Разумеется, рисуя эту красоту, Евгений с первого же дня полюбил ее, но той чувственной любовью, которая закипала в нем при виде всех женщин, приходивших в его мастерскую. Молодая девушка по имени Клотильда жила в семействе бедном, изобиловавшем детьми. Родители не знали, что делать с ней, и отдали к портнихе, но девушка изнурила себя там шитьем. Знакомый с семейством живописец сказал матери, что ее дочь может служить натурщицей – только для лиц – у исторических живописцев, которые заплатят ей по сто су за сеанс. В доме нечего было есть: мать покорилась необходимости, Клотильда повиновалась. Кабанель дал ей луидор за сеанс. За Кабанелем последовал Шаплен; за ним Стевенс. Когда мать, поначалу сопровождавшая дочь, увидела, что художники – честные ребята, занимавшиеся только своим искусством, – бояться за нее перестала, та стала ходить одна. Таким-то путем попала она в мастерскую Евгения Ора.

Он не знал ее истории, однако не сомневался в том, что видит перед собой молодую девушку, невинную в полном смысле слова. И, хотя любил женщин постарше, по привычке стал волочиться за Клотильдой.
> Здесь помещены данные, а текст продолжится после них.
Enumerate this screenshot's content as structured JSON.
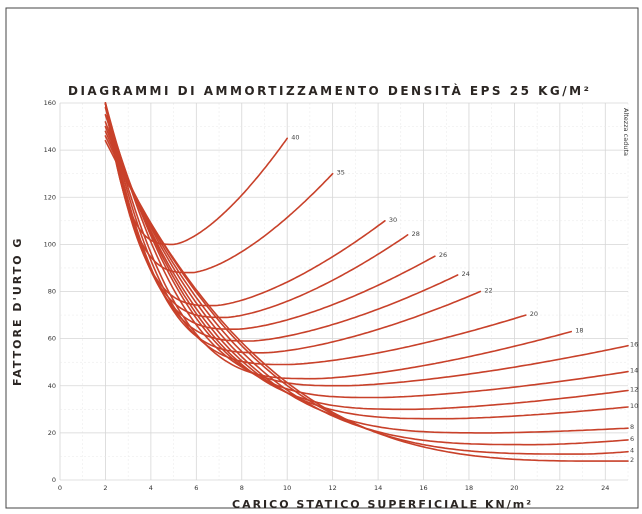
{
  "chart_data": {
    "type": "line",
    "title": "DIAGRAMMI DI AMMORTIZZAMENTO DENSITÀ EPS 25 KG/M²",
    "xlabel": "CARICO STATICO SUPERFICIALE  KN/m²",
    "ylabel": "FATTORE D'URTO  G",
    "side_note": "Altezza caduta",
    "xlim": [
      0,
      25
    ],
    "ylim": [
      0,
      160
    ],
    "x_ticks": [
      "0",
      "2",
      "4",
      "6",
      "8",
      "10",
      "12",
      "14",
      "16",
      "18",
      "20",
      "22",
      "24"
    ],
    "y_ticks": [
      "0",
      "20",
      "40",
      "60",
      "80",
      "100",
      "120",
      "140",
      "160"
    ],
    "grid": true,
    "series": [
      {
        "name": "40",
        "min_x": 5.0,
        "min_y": 100,
        "start_y": 160,
        "end_x": 10.0,
        "end_y": 145
      },
      {
        "name": "35",
        "min_x": 5.8,
        "min_y": 88,
        "start_y": 160,
        "end_x": 12.0,
        "end_y": 130
      },
      {
        "name": "30",
        "min_x": 6.8,
        "min_y": 74,
        "start_y": 160,
        "end_x": 14.3,
        "end_y": 110
      },
      {
        "name": "28",
        "min_x": 7.3,
        "min_y": 69,
        "start_y": 160,
        "end_x": 15.3,
        "end_y": 104
      },
      {
        "name": "26",
        "min_x": 7.8,
        "min_y": 64,
        "start_y": 160,
        "end_x": 16.5,
        "end_y": 95
      },
      {
        "name": "24",
        "min_x": 8.4,
        "min_y": 59,
        "start_y": 160,
        "end_x": 17.5,
        "end_y": 87
      },
      {
        "name": "22",
        "min_x": 9.0,
        "min_y": 54,
        "start_y": 160,
        "end_x": 18.5,
        "end_y": 80
      },
      {
        "name": "20",
        "min_x": 10.0,
        "min_y": 49,
        "start_y": 160,
        "end_x": 20.5,
        "end_y": 70
      },
      {
        "name": "18",
        "min_x": 11.2,
        "min_y": 43,
        "start_y": 160,
        "end_x": 22.5,
        "end_y": 63
      },
      {
        "name": "16",
        "min_x": 12.5,
        "min_y": 40,
        "start_y": 160,
        "end_x": 25.0,
        "end_y": 57
      },
      {
        "name": "14",
        "min_x": 14.0,
        "min_y": 35,
        "start_y": 158,
        "end_x": 25.0,
        "end_y": 46
      },
      {
        "name": "12",
        "min_x": 15.5,
        "min_y": 30,
        "start_y": 155,
        "end_x": 25.0,
        "end_y": 38
      },
      {
        "name": "10",
        "min_x": 17.0,
        "min_y": 26,
        "start_y": 152,
        "end_x": 25.0,
        "end_y": 31
      },
      {
        "name": "8",
        "min_x": 19.0,
        "min_y": 20,
        "start_y": 150,
        "end_x": 25.0,
        "end_y": 22
      },
      {
        "name": "6",
        "min_x": 21.0,
        "min_y": 15,
        "start_y": 148,
        "end_x": 25.0,
        "end_y": 17
      },
      {
        "name": "4",
        "min_x": 23.0,
        "min_y": 11,
        "start_y": 146,
        "end_x": 25.0,
        "end_y": 12
      },
      {
        "name": "2",
        "min_x": 24.5,
        "min_y": 8,
        "start_y": 144,
        "end_x": 25.0,
        "end_y": 8
      }
    ]
  },
  "colors": {
    "curve": "#c8412a",
    "grid": "#d6d6d6",
    "text": "#2b2623"
  }
}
Она, казалось, не понимала его намеков, потому что приходила не с этой целью; поэтому Евгений, не знавший в любви преград, вступил в область сентиментальности.

Девушка слушала его с любопытством; слова художника были для нее тарабарской грамотой, но голос, нежный и обворожительный, радовал. Мало-помалу Клотильда дошла, наконец, до понимания, однако считала все лишь шуткой; любовь представлялась ей в виде брака, а вообразить себе, чтобы модный художник женился на ней, никак не могла. Вследствие этого она постоянно говорила ему: «Вы смеетесь надо мной».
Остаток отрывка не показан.